Nah, jangan heran jika dalam lima menit, langit ibukota Jepang sudah kembali dihiasi semburat jingga matahari terbenam.

"Selesai," ujar Ichigo senang. "Ada ide kenapa mereka berkeliaran sampai di sini? Bukannya mereka tertarik pada energi sihir?"

"Jepang juga punya sekolah sihir," kata Toushiro serius. "Namanya Mahoutokuro. Tapi berbeda dengan Hogwarts, mereka menutup diri dari dunia luar. Aku yakin mereka tak ingin terlibat dengan urusan yang diakibatkan teritori Inggris."

"Egois betul," komentar Ichigo.

"Mungkin itu adalah cara untuk melindungi para murid," kata Toushiro mengangkat bahu. "Dan aku yakin orang itu mencoba menaklukan dunia, dengan mengirim para dementor kemari."

"Si Voldy? Ampun deh! Karena sekolah sihir lokal tidak bertindak Gotei 13 yang ambil alih?"

"Dementor mengacau dengan menelan para konpaku di Dunia Manusia, Kurosaki. Ini jelas jadi urusan Gotei 13."

"Cuma soal dementor?" gerutu Ichigo.

"Juga akar masalahnya, mungkin, tergantung apa kata Komandan Tertinggi nanti." Toushiro menghela napas. Ia menatap ke Ichigo. "Kukira kau harusnya di kelasmu?"

Ichigo menggaruk belakang kepalanya, "Aku tidak ada kelas, tapi aku ada ujian…"

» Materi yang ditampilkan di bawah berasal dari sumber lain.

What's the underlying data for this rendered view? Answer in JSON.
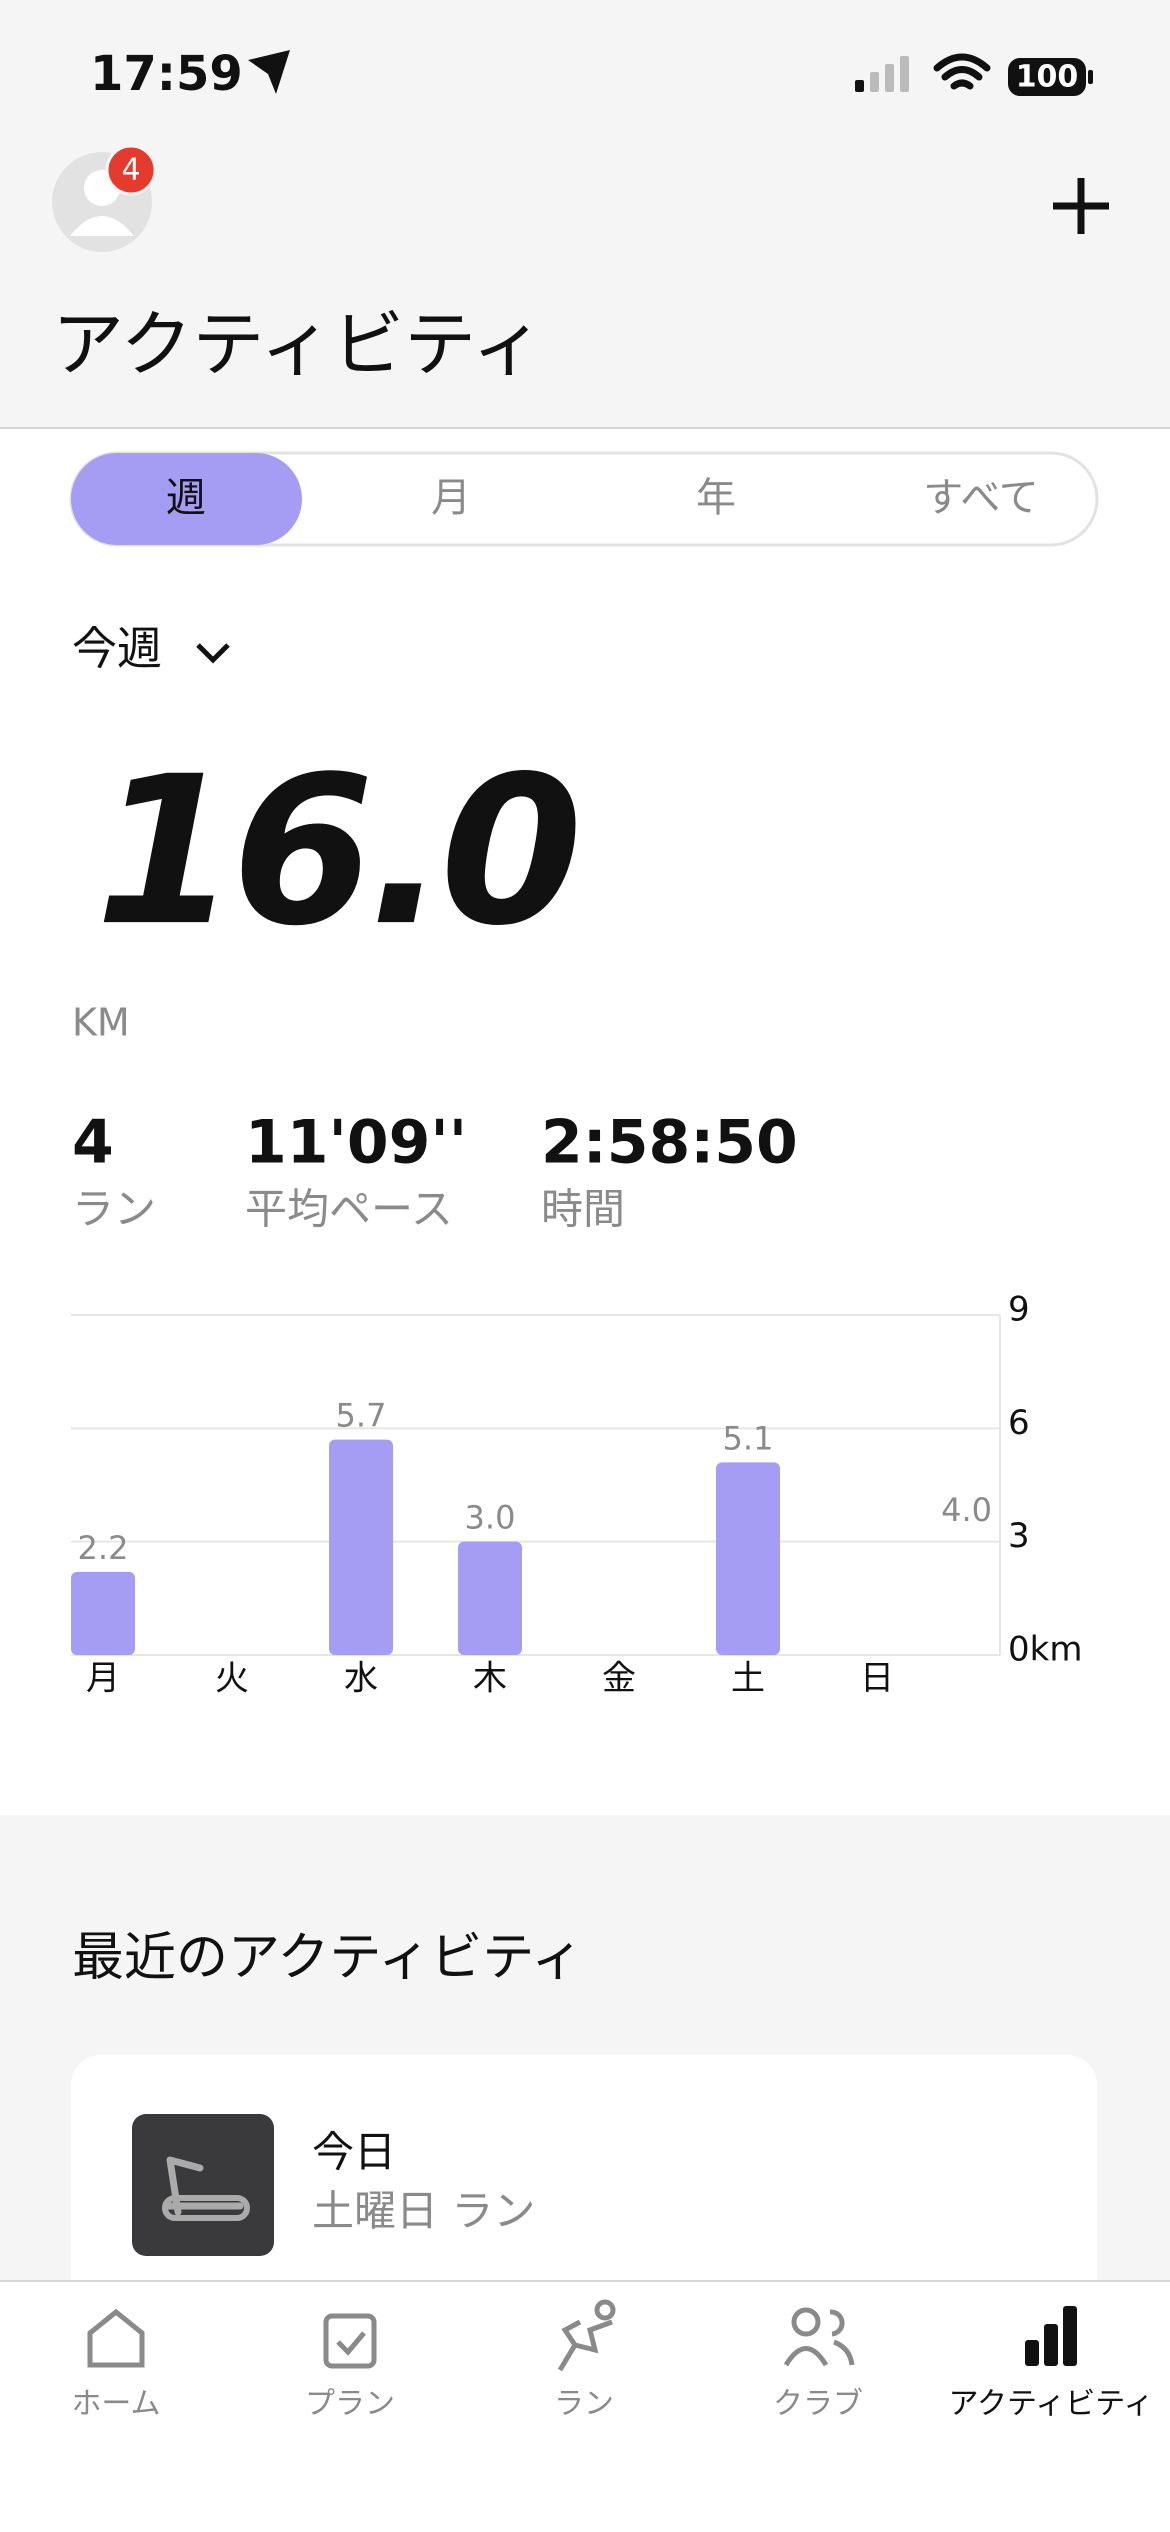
{
  "status_bar": {
    "time": "17:59",
    "battery": "100"
  },
  "header": {
    "badge": "4",
    "title": "アクティビティ"
  },
  "tabs": [
    "週",
    "月",
    "年",
    "すべて"
  ],
  "period": "今週",
  "summary": {
    "distance": "16.0",
    "unit": "KM",
    "stats": [
      {
        "value": "4",
        "label": "ラン"
      },
      {
        "value": "11'09''",
        "label": "平均ペース"
      },
      {
        "value": "2:58:50",
        "label": "時間"
      }
    ]
  },
  "chart_data": {
    "type": "bar",
    "categories": [
      "月",
      "火",
      "水",
      "木",
      "金",
      "土",
      "日"
    ],
    "values": [
      2.2,
      null,
      5.7,
      3.0,
      null,
      5.1,
      null
    ],
    "value_labels": [
      "2.2",
      null,
      "5.7",
      "3.0",
      null,
      "5.1",
      null
    ],
    "color": "#a59cf3",
    "ylim": [
      0,
      9
    ],
    "yticks": [
      {
        "value": 0,
        "label": "0km"
      },
      3,
      6,
      9
    ],
    "grid": true,
    "annotation": {
      "value": 4.0,
      "label": "4.0"
    }
  },
  "recent": {
    "title": "最近のアクティビティ",
    "activities": [
      {
        "date": "今日",
        "description": "土曜日 ラン"
      }
    ]
  },
  "tab_bar": [
    "ホーム",
    "プラン",
    "ラン",
    "クラブ",
    "アクティビティ"
  ]
}
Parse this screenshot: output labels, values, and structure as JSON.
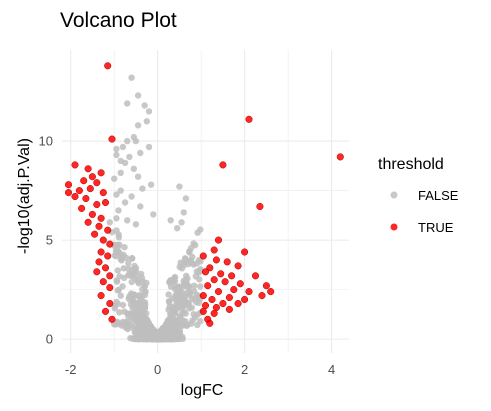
{
  "chart_data": {
    "type": "scatter",
    "title": "Volcano Plot",
    "xlabel": "logFC",
    "ylabel": "-log10(adj.P.Val)",
    "xlim": [
      -2.2,
      4.4
    ],
    "ylim": [
      -0.7,
      14.6
    ],
    "x_ticks": [
      -2,
      0,
      2,
      4
    ],
    "y_ticks": [
      0,
      5,
      10
    ],
    "grid": true,
    "legend_position": "right",
    "legend_title": "threshold",
    "colors": {
      "FALSE": "#bebebe",
      "TRUE": "#ff0000",
      "grid": "#ebebeb"
    },
    "series": [
      {
        "name": "FALSE",
        "points": [
          [
            -0.6,
            13.2
          ],
          [
            -0.45,
            12.3
          ],
          [
            -0.7,
            11.9
          ],
          [
            -0.3,
            11.8
          ],
          [
            -0.2,
            11.5
          ],
          [
            -0.25,
            11.0
          ],
          [
            -0.45,
            10.8
          ],
          [
            -0.55,
            10.2
          ],
          [
            -0.7,
            10.0
          ],
          [
            -0.5,
            10.0
          ],
          [
            -0.95,
            9.6
          ],
          [
            -0.8,
            9.7
          ],
          [
            -0.95,
            9.3
          ],
          [
            -0.85,
            9.0
          ],
          [
            -0.2,
            9.7
          ],
          [
            -0.4,
            9.4
          ],
          [
            -0.65,
            9.2
          ],
          [
            -0.75,
            8.9
          ],
          [
            -0.55,
            8.6
          ],
          [
            -0.45,
            8.2
          ],
          [
            -0.85,
            8.4
          ],
          [
            -1.0,
            8.1
          ],
          [
            -0.15,
            7.8
          ],
          [
            -0.35,
            7.6
          ],
          [
            -0.85,
            7.5
          ],
          [
            -0.95,
            7.3
          ],
          [
            -0.6,
            7.2
          ],
          [
            -0.75,
            6.9
          ],
          [
            -0.4,
            6.7
          ],
          [
            -0.9,
            6.5
          ],
          [
            -0.95,
            6.1
          ],
          [
            -0.1,
            6.3
          ],
          [
            0.5,
            7.7
          ],
          [
            0.65,
            7.1
          ],
          [
            0.6,
            6.4
          ],
          [
            0.3,
            6.0
          ],
          [
            0.55,
            5.9
          ],
          [
            0.45,
            5.6
          ],
          [
            -1.1,
            5.9
          ],
          [
            -1.05,
            5.4
          ],
          [
            -0.7,
            6.0
          ],
          [
            -0.5,
            5.8
          ]
        ],
        "cluster_summary": "dense cloud of additional FALSE points for |logFC| < 1, -log10(adj.P.Val) 0 to 6, densest near (0, 0.5)"
      },
      {
        "name": "TRUE",
        "points": [
          [
            -1.15,
            13.8
          ],
          [
            -1.05,
            10.1
          ],
          [
            -1.9,
            8.8
          ],
          [
            -1.6,
            8.6
          ],
          [
            -1.5,
            8.2
          ],
          [
            -1.3,
            8.4
          ],
          [
            -1.7,
            8.0
          ],
          [
            -1.4,
            7.9
          ],
          [
            -2.05,
            7.8
          ],
          [
            -1.8,
            7.5
          ],
          [
            -1.55,
            7.6
          ],
          [
            -1.25,
            7.4
          ],
          [
            -2.05,
            7.4
          ],
          [
            -1.9,
            7.2
          ],
          [
            -1.65,
            7.1
          ],
          [
            -1.4,
            6.8
          ],
          [
            -1.2,
            6.9
          ],
          [
            -1.75,
            6.6
          ],
          [
            -1.5,
            6.3
          ],
          [
            -1.3,
            6.1
          ],
          [
            -1.6,
            5.9
          ],
          [
            -1.35,
            5.7
          ],
          [
            -1.15,
            5.5
          ],
          [
            -1.45,
            5.3
          ],
          [
            -1.25,
            5.0
          ],
          [
            -1.1,
            4.8
          ],
          [
            -1.3,
            4.4
          ],
          [
            -1.15,
            4.2
          ],
          [
            -1.35,
            3.9
          ],
          [
            -1.2,
            3.6
          ],
          [
            -1.4,
            3.4
          ],
          [
            -1.1,
            3.2
          ],
          [
            -1.25,
            2.9
          ],
          [
            -1.1,
            2.6
          ],
          [
            -1.3,
            2.2
          ],
          [
            -1.1,
            1.8
          ],
          [
            -1.2,
            1.4
          ],
          [
            -1.05,
            1.0
          ],
          [
            2.1,
            11.1
          ],
          [
            4.2,
            9.2
          ],
          [
            1.5,
            8.8
          ],
          [
            2.35,
            6.7
          ],
          [
            1.4,
            5.0
          ],
          [
            1.3,
            4.5
          ],
          [
            1.05,
            4.2
          ],
          [
            2.0,
            4.4
          ],
          [
            1.35,
            4.0
          ],
          [
            1.6,
            3.9
          ],
          [
            1.2,
            3.6
          ],
          [
            1.85,
            3.7
          ],
          [
            1.45,
            3.3
          ],
          [
            1.1,
            3.4
          ],
          [
            1.7,
            3.2
          ],
          [
            2.25,
            3.2
          ],
          [
            1.3,
            3.0
          ],
          [
            1.55,
            2.9
          ],
          [
            1.9,
            2.8
          ],
          [
            2.5,
            2.7
          ],
          [
            1.15,
            2.7
          ],
          [
            1.75,
            2.5
          ],
          [
            2.1,
            2.4
          ],
          [
            2.6,
            2.4
          ],
          [
            1.4,
            2.4
          ],
          [
            1.05,
            2.2
          ],
          [
            1.65,
            2.1
          ],
          [
            2.0,
            2.0
          ],
          [
            2.4,
            2.2
          ],
          [
            1.25,
            2.0
          ],
          [
            1.5,
            1.8
          ],
          [
            1.85,
            1.8
          ],
          [
            1.1,
            1.7
          ],
          [
            1.35,
            1.6
          ],
          [
            1.65,
            1.5
          ],
          [
            1.05,
            1.4
          ],
          [
            1.3,
            1.3
          ],
          [
            1.15,
            1.0
          ],
          [
            1.2,
            0.8
          ]
        ]
      }
    ]
  }
}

"Itu tempat di mana seharusnya kau berada," kata Toushiro, mengernyit. Ichigo mendengus pelan. Ia merasa seperti dipojokkan oleh tatapan menuduh si rambut putih. Ia masih bertanya-tanya sampai sekarang, bagaimana roh semuda itu bisa segalak itu.

"Baru tahu kau peduli pada ujianku…"

"Tidak. Tapi kau, seharusnya begitu."

"Ya, ya, tentu," gerutu Ichigo. Ia bersiap turun, membuat Zangetsu kembali diselubungi pita putih. Ia berhenti, dan bicara pada komandan muda itu tanpa menoleh. "Jika sesuatu terjadi di Inggris, apa menurutmu mereka baik saja?"

Toushiro menatap langit senja. Biru tua mulai menggelayuti langit Tokyo, pertanda malam akan segera turun. "Aku harap begitu."

Harus begitu.

Dan Ichigo Kurosaki ber-shunpo turun tanpa suara, meninggalkan Toushiro Hitsugaya berdiri di udara sendirian.